Un autre chalumeau a retenu l’attention de M. Bilodeau : le petit chalumeau santé 5/16 conçu par Jean-Marie Chabot à la fin du 20e siècle. Ce chalumeau était encore plus petit afin de réduire encore une fois la blessure de l’arbre. Tout ça pour le bénéfice de l'érable : c'est plus qu'écologique, souligne Réjean Bilodeau.

Plan large d'une main qui tient un chalumeau.
Un chalumeau fabriqué pour minimiser les blessures à l'arbre lors de l'entaille. Photo : Radio-Canada / Marie Maude Pontbriand

Jean-Marie Chabot détient d’ailleurs des dizaines d’autres brevets dans le domaine de l’acériculture. En 1991, il a fondé l’entreprise Équipements d’érablières CDL, dont le siège social est à Saint-Lazare-de-Bellechasse, avec ses deux frères.

Tel un ouragan, cette force omniprésente chez CDL se déploie et ne fait que continuer à croître sous la gouverne des frères Chabot, raconte Réjean Bilodeau, faisant référence à la deuxième génération de Chabot, aujourd’hui à la tête de cette entreprise spécialisée dans la conception, la distribution et la fabrication d'équipement acéricole.

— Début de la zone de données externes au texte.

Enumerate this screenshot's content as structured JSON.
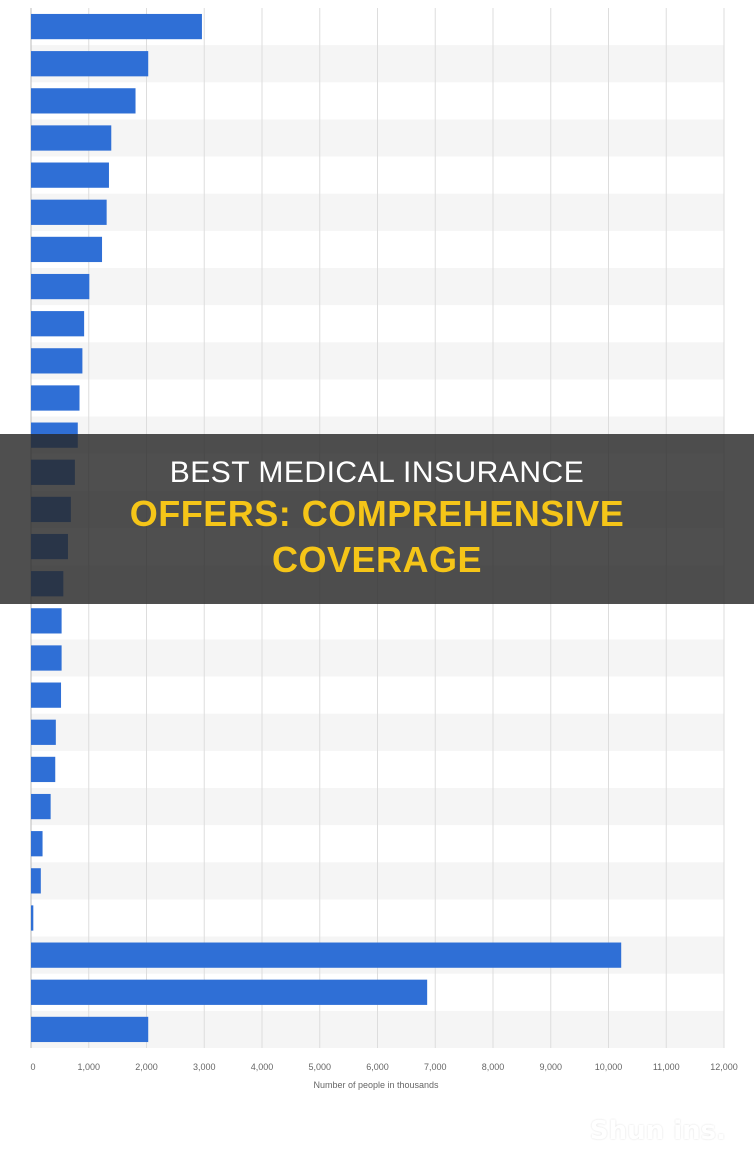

Vallier Chabot devant des appareils d'acériculture.
Vallier Chabot, copropriétaire et directeur général de CDL. Photo : Radio-Canada / Steve Breton

Vallier Chabot est aujourd’hui à la tête de l’entreprise familiale. Il souligne que CDL a, depuis ses débuts, un service de recherche et développement ainsi qu'une équipe d'ingénieurs à temps plein qui conçoivent de nouvelles technologies pour automatiser certains processus.

« Aujourd'hui, on peut mettre du sirop dans un baril avec un iPhone ou une tablette : la technologie est rendue là. »

— Une citation de   Vallier Chabot

Les technologies mises au point par CDL sont maintenant utilisées en France, en Suède, en Finlande et même en Lituanie pour la récolte de sève de bouleau.

La passion technologique de l'acériculture est sans aucun doute dans l’ADN de Bellechasse, croit le directeur général de CDL. Il salue le travail de Réjean Bilodeau pour mettre cette réalité en lumière.

Je pense que ce que Réjean a fait, c’est nous faire réaliser que c'était vraiment ça. Les faits historiques prouvaient que Bellechasse était au cœur de la technologie acéricole mondialement.

Un tuyau d'érablière accroché à un érable avec une cabane à sucre à l'arrière-plan.
Le redoux des derniers jours a mené au début hâtif de la saison des sucres en raison de la sève des érables qui coule. Photo : Radio-Canada / Josée Ducharme

Un héritage
Un héritage

Ses travaux de recherche et la mise sur pied de son écomusée ont été réalisés pendant une décennie marquée par la maladie pour M. Bilodeau. Toutefois, les traitements de chimiothérapie et de radiothérapie ne l’ont pas freiné.

Je ne me suis jamais trop arrêté à l'élément santé. Je me suis toujours dit : "Je sauterai la rivière lorsque je serai rendu, mais je ne suis pas rendu là", lance M. Bilodeau, qui affirme que son travail est le fruit de riches échanges avec plus d’une centaine de personnes.

À vrai dire, ça n'a pas représenté pour moi du travail mais que du plaisir.

Trois marmites en fer suspendues dans une cabane à sucre.
Parmi les centaines d’artéfacts exposés chez M. Bilodeau se trouvent ces trois marmites. «Deux viennent de la région de Montpelier, au Vermont. Ce sont des chaudrons tripodes qui étaient très courants au début de la Nouvelle-France», raconte-t-il. «Ils ont été cassés pour recycler le vieux fer, alors on n'en trouve pratiquement plus.» Le troisième vient de l'île d'Orléans. Ces marmites servaient à transformer l’eau d’érable en réduit, le réduit en sirop et le sirop en sucre. Photo : Radio-Canada / Marie Maude Pontbriand

Le septuagénaire vient tout juste de terminer la rédaction de son cinquième livre. Son prochain projet? Faire connaître cette identité bellechassoise! Il compte continuer à accueillir les visiteurs dans son musée tant qu’il en sera capable.

J'ai l'impression que je vais laisser, quand je vais quitter ce monde, une espèce de legs à la population de Bellechasse, conclut-il humblement.